EIP Points here.....
802 if (merge) {
803 skb_shinfo(skb)->frags[i - 1].size +=
804 copy;


and now the question is: How can the
cmpl $0x0,0x24(%esp)
trap at address 0?

How can "if (merge)" cause a segmentation fault?

If EIP is a bit off, it could be a line erarlier or further. So, could it
crash on the jmp tcp_sendmsg+2696? I dont' thinks so.
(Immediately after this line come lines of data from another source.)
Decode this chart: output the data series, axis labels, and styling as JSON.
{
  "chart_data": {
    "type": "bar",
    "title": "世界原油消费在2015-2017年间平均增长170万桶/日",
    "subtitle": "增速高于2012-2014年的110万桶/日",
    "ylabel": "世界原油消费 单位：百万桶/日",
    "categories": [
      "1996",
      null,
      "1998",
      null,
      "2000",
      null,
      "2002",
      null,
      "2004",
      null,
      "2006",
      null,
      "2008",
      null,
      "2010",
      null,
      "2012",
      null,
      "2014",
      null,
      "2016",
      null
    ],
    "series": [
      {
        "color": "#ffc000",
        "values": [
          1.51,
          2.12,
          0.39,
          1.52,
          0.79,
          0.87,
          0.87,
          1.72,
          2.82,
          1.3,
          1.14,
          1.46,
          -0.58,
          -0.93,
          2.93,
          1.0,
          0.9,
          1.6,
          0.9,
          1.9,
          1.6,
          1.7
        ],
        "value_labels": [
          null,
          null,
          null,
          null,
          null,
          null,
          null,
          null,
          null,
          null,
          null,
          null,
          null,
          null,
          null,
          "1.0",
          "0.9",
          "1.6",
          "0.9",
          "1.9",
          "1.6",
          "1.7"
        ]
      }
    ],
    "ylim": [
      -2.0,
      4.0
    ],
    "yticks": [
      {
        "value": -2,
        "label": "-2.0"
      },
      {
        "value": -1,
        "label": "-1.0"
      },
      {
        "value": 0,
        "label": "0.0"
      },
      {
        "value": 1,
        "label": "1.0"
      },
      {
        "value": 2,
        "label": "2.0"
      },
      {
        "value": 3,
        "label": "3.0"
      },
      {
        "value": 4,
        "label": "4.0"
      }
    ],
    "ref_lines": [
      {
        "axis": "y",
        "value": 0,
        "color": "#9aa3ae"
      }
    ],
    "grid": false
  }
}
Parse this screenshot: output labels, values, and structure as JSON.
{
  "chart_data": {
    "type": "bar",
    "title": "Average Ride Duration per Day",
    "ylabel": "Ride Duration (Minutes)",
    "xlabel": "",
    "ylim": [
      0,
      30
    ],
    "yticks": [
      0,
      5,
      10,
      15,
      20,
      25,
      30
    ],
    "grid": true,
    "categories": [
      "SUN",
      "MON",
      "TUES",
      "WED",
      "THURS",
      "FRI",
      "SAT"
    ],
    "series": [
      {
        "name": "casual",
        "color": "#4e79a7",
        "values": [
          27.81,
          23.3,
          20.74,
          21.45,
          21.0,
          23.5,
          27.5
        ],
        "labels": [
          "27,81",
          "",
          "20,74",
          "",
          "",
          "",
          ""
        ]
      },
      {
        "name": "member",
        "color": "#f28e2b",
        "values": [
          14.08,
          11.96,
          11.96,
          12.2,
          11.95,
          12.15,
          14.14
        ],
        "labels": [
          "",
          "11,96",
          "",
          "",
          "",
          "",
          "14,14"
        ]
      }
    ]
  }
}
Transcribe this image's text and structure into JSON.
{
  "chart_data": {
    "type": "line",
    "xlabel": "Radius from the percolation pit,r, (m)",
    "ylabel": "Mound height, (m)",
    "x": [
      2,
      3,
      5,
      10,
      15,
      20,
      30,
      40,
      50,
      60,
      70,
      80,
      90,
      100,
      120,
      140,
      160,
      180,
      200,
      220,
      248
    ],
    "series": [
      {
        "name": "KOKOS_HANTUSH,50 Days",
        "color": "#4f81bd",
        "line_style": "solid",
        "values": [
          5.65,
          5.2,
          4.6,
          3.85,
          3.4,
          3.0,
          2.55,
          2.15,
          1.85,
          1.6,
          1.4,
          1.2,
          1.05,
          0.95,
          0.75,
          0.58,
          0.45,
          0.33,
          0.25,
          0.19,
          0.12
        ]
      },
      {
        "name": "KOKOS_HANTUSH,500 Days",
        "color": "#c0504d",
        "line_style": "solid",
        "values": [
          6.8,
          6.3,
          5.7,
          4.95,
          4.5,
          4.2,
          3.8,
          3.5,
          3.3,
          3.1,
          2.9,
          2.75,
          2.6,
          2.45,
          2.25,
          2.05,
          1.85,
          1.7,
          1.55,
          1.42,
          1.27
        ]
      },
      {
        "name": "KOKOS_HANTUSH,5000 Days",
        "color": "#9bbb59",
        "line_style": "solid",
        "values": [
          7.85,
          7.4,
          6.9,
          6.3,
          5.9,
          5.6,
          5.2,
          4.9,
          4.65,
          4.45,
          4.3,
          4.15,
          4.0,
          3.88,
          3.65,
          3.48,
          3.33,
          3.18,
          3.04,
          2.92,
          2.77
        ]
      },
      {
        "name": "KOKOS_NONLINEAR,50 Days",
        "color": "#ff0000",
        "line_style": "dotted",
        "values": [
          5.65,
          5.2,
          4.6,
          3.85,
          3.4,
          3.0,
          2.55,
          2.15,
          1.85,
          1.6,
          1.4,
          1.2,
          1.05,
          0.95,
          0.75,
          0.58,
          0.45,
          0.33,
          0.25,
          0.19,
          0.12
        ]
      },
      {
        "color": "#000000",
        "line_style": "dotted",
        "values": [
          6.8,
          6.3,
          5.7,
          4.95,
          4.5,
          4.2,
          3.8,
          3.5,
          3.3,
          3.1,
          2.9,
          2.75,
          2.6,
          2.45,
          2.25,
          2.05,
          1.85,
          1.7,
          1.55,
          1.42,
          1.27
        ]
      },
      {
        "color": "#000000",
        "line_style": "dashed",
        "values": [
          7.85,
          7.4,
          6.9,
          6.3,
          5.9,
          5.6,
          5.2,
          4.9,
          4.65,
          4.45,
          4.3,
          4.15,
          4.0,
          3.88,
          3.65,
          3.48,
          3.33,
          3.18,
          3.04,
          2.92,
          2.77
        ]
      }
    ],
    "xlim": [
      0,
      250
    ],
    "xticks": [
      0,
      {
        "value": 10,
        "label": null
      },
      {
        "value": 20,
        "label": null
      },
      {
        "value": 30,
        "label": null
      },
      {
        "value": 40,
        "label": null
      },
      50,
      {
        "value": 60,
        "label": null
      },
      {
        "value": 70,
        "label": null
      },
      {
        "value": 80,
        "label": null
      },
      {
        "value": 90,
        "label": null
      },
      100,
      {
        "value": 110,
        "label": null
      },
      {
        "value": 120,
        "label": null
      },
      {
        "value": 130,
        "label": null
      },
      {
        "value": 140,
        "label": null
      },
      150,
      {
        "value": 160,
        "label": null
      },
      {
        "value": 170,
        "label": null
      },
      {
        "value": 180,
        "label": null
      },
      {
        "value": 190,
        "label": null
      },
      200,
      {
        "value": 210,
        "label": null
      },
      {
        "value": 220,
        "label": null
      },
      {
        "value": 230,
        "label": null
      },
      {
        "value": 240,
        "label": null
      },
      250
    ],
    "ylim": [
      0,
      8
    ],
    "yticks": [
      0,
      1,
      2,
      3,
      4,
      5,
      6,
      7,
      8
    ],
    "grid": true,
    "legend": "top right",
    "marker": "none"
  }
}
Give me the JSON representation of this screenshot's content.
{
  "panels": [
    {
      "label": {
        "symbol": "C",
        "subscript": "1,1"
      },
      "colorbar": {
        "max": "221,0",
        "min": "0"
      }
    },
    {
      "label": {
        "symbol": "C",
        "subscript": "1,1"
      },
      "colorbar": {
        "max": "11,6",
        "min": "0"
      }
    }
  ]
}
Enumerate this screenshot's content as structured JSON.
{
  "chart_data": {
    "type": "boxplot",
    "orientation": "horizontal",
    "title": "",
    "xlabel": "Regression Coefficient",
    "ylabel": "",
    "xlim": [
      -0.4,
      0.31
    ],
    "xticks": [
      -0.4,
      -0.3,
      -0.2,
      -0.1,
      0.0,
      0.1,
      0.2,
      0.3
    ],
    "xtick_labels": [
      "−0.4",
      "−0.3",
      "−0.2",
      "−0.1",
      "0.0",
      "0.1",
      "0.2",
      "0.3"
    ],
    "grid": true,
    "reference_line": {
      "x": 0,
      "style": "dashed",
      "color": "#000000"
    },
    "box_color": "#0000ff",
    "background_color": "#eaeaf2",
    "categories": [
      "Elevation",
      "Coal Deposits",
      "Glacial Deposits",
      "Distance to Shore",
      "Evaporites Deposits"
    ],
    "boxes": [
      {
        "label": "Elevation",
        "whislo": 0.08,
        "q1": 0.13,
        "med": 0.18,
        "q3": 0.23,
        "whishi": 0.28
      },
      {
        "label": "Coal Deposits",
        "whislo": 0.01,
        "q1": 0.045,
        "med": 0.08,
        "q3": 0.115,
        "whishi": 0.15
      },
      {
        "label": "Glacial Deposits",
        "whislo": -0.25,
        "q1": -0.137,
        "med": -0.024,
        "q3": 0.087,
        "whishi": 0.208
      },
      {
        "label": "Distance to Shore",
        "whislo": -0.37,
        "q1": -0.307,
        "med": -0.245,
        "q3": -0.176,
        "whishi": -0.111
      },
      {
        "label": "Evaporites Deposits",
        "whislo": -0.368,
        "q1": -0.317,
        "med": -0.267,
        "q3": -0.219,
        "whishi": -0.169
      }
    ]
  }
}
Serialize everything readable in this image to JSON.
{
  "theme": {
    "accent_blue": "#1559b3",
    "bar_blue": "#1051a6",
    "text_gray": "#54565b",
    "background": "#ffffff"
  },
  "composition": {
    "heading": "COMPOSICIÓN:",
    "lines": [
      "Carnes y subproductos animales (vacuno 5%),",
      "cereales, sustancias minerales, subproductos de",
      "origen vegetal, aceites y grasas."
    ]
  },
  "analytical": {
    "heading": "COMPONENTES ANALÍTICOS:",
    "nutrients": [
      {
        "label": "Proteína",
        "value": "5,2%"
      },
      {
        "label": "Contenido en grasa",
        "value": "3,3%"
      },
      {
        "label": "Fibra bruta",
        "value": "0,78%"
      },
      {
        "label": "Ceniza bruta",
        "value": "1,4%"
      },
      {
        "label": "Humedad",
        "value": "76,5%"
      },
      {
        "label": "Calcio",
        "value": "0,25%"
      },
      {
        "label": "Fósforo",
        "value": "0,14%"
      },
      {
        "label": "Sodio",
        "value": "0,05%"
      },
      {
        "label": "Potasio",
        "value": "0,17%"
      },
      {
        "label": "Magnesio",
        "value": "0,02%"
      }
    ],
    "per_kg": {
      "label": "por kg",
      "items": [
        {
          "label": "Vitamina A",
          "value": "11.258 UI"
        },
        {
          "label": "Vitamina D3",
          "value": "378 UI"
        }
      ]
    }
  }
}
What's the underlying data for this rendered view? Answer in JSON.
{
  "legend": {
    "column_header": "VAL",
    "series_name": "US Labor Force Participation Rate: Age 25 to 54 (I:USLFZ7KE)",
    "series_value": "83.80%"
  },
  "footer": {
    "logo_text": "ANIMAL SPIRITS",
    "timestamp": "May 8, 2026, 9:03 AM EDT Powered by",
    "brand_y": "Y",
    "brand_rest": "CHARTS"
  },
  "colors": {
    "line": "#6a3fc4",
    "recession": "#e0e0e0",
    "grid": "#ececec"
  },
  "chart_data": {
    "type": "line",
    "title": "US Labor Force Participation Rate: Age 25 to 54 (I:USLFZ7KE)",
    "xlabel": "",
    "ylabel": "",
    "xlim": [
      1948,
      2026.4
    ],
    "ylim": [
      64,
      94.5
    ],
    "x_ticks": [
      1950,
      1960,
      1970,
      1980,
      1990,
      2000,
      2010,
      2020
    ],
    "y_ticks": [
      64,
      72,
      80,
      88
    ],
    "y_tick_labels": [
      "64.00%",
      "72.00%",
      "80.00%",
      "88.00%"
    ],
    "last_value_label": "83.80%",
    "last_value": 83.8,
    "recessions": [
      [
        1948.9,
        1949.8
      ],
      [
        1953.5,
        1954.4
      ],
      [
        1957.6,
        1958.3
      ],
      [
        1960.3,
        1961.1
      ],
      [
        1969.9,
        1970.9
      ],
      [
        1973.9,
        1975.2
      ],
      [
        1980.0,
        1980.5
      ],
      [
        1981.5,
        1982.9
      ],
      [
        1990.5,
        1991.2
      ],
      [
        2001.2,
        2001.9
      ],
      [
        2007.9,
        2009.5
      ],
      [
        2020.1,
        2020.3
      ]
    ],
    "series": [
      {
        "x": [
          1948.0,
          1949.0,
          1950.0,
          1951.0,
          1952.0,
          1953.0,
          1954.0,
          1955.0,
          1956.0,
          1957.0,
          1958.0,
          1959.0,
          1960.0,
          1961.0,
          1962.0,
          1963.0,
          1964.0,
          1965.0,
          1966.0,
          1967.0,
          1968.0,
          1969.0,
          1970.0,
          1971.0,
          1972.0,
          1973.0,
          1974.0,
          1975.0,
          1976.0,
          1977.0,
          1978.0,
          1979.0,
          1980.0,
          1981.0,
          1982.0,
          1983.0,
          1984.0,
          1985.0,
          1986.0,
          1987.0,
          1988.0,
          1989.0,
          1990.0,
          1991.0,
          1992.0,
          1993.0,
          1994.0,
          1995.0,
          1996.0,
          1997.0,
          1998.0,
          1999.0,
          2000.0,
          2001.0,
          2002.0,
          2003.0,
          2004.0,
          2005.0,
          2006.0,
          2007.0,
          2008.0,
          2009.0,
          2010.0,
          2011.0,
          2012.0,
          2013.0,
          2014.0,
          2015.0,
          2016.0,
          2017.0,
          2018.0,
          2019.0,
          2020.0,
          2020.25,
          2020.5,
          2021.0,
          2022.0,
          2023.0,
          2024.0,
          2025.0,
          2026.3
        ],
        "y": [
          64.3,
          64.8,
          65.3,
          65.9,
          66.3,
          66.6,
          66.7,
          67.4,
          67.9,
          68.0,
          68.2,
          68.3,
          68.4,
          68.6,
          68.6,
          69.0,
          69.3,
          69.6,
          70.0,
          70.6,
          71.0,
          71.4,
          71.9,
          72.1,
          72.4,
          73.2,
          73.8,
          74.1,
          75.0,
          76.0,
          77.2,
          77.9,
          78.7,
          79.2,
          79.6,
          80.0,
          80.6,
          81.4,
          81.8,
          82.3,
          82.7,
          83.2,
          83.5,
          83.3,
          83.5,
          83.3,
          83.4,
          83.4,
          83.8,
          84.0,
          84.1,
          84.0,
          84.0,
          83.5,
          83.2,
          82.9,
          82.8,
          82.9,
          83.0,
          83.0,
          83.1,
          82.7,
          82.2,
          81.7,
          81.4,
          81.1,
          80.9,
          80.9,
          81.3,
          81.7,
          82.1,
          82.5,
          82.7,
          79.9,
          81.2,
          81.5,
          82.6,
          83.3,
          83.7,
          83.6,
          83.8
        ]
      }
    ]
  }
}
How about "mov 0x98(%ebx),%edx"? If ebx is invalid, this should
crash. (ebx apparently holds skb if I understand things correctly).
But from the dump, ebx holds c24576b8, and if that's invalid it would
not say
BUG: unable to handle kernel NULL pointer dereference at virtual address 00000000
right?

Roger.

--
** [email protected] ** http://www.BitWizard.nl/ ** +31-15-2600998 **
** Delftechpark 26 2628 XH Delft, The Netherlands. KVK: 27239233 **
*-- BitWizard writes Linux device drivers for any device you may have! --*
Q: It doesn't work. A: Look buddy, doesn't work is an ambiguous statement.
Does it sit on the couch all day? Is it unemployed? Please be specific!
Define 'it' and what it isn't doing. --------- Adapted from lxrbot FAQ


2007-05-14 17:27:29

by Chuck Ebbert

[permalink] [raw]
Subject: Re: Nbd problem now oopses.

Rogier Wolff wrote:
> ...
> [ 5628.608000] Code: d2 89 d5 74 26 83 be 80 01 00 00 00 0f 85 7b 03 00 00 c7 86 88 01 00 00 00 00 00 00 8b 5c 24 1c 89 9e 80 01 00 00 e9 62 03 00 00 [ 5628.608000] EIP: [<c0293210>] tcp_sendmsg+0x726/0xab3 SS:ESP 0068:c3f8fc5c
>

A big chunk of the machine code is missing here, so it's impossible to tell what really happened.